The paper introduces RankInsight, an open-source toolkit designed to address three flaws in medical AI leaderboards: lack of statistical significance testing, inappropriate single-metric rankings, and neglect of demographic fairness. It provides significance maps from pairwise statistical tests, organ-aware metrics (DSC vs NSD) with per-organ rankings and an Overall Score, and demographic fairness auditing with intersectional analysis. Applied to the TotalSegmentator challenge and a Johns Hopkins dataset, the approach shows that small score differences often lack significance, organ-aware metrics can flip rankings, and substantial demographic disparities can exist across subgroups. RankInsight thus enables more robust, clinically meaningful, and fair comparisons across medical AI submissions.

Abstract

Open challenges have become the de facto standard for comparative ranking of medical AI methods. Despite their importance, medical AI leaderboards exhibit three persistent limitations: (1) score gaps are rarely tested for statistical significance, so rank stability is unknown; (2) single averaged metrics are applied to every organ, hiding clinically important boundary errors; (3) performance across intersecting demographics is seldom reported, masking fairness and equity gaps. We introduce RankInsight, an open-source toolkit that seeks to address these limitations. RankInsight (1) computes pair-wise significance maps that show the nnU-Net family outperforms Vision-Language and MONAI submissions with high statistical certainty; (2) recomputes leaderboards with organ-appropriate metrics, reversing the order of the top four models when Dice is replaced by NSD for tubular structures; and (3) audits intersectional fairness, revealing that more than half of the MONAI-based entries have the largest gender-race discrepancy on our proprietary Johns Hopkins Hospital dataset. The RankInsight toolkit is publicly released and can be directly applied to past, ongoing, and future challenges. It enables organizers and participants to publish rankings that are statistically sound, clinically meaningful, and demographically fair.

Paper Structure

This paper contains 13 sections, 4 figures.

Figures (4)

  • Figure 1: Illustration of calculation of DSC and NSD. DSC (left) is an area overlap-based metric, favoring area agreement. NSD (right) is a perimeter-based metric, calculating the proportion of an object's boundary ($P_Y, P_{\hat{Y}}$) that lies within the other object's frontier region $\pi_Y^\tau$. $\tau$ is the distance threshold that provides leniency for non-perfect boundary matches.
  • Figure 2: Pairwise significance map of model rankings on TotalSegmentator. Dark–green cells denote comparisons where the row method is ranked higher than the column method at $p<0.001$. Progressively lighter shades indicate lower, but still meaningful, confidence tiers. nnU-Net-based submissions (dark red) form a clear top tier that consistently outperforms the remaining models (upper-right quadrant), whereas MONAI-based models (gold) appear to underperform (lower right quadrant).
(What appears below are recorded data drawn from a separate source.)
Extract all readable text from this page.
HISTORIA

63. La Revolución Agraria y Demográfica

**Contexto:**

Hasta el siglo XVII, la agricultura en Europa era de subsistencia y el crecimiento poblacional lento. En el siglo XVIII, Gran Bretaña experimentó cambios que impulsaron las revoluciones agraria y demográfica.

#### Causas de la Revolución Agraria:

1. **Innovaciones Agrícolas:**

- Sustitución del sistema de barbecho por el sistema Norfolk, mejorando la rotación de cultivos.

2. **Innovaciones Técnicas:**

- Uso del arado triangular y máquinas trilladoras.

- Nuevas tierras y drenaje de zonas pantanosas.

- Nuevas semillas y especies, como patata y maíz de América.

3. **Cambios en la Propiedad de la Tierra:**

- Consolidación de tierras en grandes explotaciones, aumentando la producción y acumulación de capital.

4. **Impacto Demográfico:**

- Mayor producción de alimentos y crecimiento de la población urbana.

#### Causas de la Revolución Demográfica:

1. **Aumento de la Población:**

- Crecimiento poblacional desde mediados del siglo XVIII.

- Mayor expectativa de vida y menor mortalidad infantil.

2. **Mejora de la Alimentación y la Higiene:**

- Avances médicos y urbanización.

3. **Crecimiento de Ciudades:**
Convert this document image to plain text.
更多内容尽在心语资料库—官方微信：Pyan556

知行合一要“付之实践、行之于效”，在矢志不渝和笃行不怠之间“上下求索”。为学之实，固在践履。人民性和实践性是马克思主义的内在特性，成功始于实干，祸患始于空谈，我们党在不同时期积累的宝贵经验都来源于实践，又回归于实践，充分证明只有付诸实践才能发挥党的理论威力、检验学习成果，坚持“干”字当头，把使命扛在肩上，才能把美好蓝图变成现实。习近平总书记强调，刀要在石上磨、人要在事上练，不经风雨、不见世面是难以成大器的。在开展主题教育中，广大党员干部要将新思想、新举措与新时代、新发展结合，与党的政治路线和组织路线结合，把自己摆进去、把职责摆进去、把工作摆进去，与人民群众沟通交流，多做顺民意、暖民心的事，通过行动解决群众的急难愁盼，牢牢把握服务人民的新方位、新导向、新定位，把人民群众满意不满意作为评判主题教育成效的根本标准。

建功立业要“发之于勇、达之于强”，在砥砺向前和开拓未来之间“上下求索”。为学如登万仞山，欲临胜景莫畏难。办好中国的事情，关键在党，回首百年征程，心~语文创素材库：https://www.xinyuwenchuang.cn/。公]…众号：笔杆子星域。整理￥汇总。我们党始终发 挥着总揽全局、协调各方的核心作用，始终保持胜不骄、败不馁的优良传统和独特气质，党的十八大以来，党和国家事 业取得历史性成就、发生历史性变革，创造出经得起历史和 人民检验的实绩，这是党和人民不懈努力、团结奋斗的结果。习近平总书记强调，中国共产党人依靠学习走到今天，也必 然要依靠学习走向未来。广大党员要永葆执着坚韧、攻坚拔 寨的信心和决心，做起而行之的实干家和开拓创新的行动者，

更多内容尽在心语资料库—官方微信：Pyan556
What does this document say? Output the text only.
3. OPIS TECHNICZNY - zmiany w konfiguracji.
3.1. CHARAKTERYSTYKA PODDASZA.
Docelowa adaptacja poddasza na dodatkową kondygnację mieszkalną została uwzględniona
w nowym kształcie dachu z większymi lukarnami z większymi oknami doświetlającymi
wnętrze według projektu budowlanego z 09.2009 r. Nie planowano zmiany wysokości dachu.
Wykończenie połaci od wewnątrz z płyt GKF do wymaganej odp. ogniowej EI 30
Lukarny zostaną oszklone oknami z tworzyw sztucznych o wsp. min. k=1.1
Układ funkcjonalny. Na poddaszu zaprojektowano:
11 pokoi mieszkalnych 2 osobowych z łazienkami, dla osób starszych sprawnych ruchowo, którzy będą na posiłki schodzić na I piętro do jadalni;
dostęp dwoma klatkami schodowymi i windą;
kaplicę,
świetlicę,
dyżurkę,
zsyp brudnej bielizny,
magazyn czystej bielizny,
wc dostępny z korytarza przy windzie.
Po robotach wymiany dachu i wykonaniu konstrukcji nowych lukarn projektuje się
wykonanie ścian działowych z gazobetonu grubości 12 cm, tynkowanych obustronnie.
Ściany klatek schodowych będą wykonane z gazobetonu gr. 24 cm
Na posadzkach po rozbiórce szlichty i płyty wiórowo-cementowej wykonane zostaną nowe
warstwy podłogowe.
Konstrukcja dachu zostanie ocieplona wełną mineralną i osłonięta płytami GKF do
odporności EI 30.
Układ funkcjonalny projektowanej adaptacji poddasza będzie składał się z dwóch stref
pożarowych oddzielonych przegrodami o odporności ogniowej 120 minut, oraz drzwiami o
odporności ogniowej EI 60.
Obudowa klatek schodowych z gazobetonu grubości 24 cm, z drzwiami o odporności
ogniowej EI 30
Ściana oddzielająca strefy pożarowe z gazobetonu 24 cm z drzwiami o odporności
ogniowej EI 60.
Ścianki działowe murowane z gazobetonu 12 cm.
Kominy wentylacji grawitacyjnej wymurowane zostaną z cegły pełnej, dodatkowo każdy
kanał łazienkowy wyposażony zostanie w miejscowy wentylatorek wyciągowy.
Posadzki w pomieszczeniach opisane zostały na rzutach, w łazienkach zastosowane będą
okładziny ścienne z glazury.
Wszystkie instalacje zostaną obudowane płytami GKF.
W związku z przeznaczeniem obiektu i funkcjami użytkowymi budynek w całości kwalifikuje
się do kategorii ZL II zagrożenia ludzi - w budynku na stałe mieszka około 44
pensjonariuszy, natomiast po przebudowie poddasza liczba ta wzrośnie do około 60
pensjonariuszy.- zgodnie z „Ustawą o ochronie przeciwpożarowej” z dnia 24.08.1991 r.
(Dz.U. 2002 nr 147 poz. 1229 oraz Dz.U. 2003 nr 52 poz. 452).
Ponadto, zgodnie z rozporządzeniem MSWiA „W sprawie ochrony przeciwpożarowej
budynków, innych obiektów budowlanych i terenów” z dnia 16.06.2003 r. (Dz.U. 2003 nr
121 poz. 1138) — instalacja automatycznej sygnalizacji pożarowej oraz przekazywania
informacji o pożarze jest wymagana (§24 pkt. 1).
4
Intra-model family comparisons (close to the diagonal) contain many gray cells and light-green cells, cautioning their comparative ranking is less certain.
  • Figure 3: Relative ranking of methods based on their per-organ performance, using DSC for blob-like organs and NSD for tubular, elongated organs. Average Scores for each metric, and Overall (unweighted) score are calculated. Table is sorted by Average DSC score. Average NSD Score shows a reversal of the model rankings for the top-performing, nnU-Net-based methods.
  • Figure 4: Split Violin plots for least (left) and most (right) equitable models tested, on an Intersectional view of Gender-Race. On each split violin plot, left side is a Kernel Density Estimate of the model's NSD Score on African American Female patients, and right on Asian Male patients. Mean NSD score is denoted by a solid red line. Demographic Parity Difference calculates the difference of means. Three UNETR-based architectures (UNETR, Swin UNETR and Swin UNETR CLIP) and UNEST have the biggest gender-race discrepancy. Two nnU-net-based models (NexToU, MedNeXt) one VL-Based (U-Net CLIP) and SAM-Adapter were most equitable. Most equitable does not imply best, as highlighted by SAM-Adapter.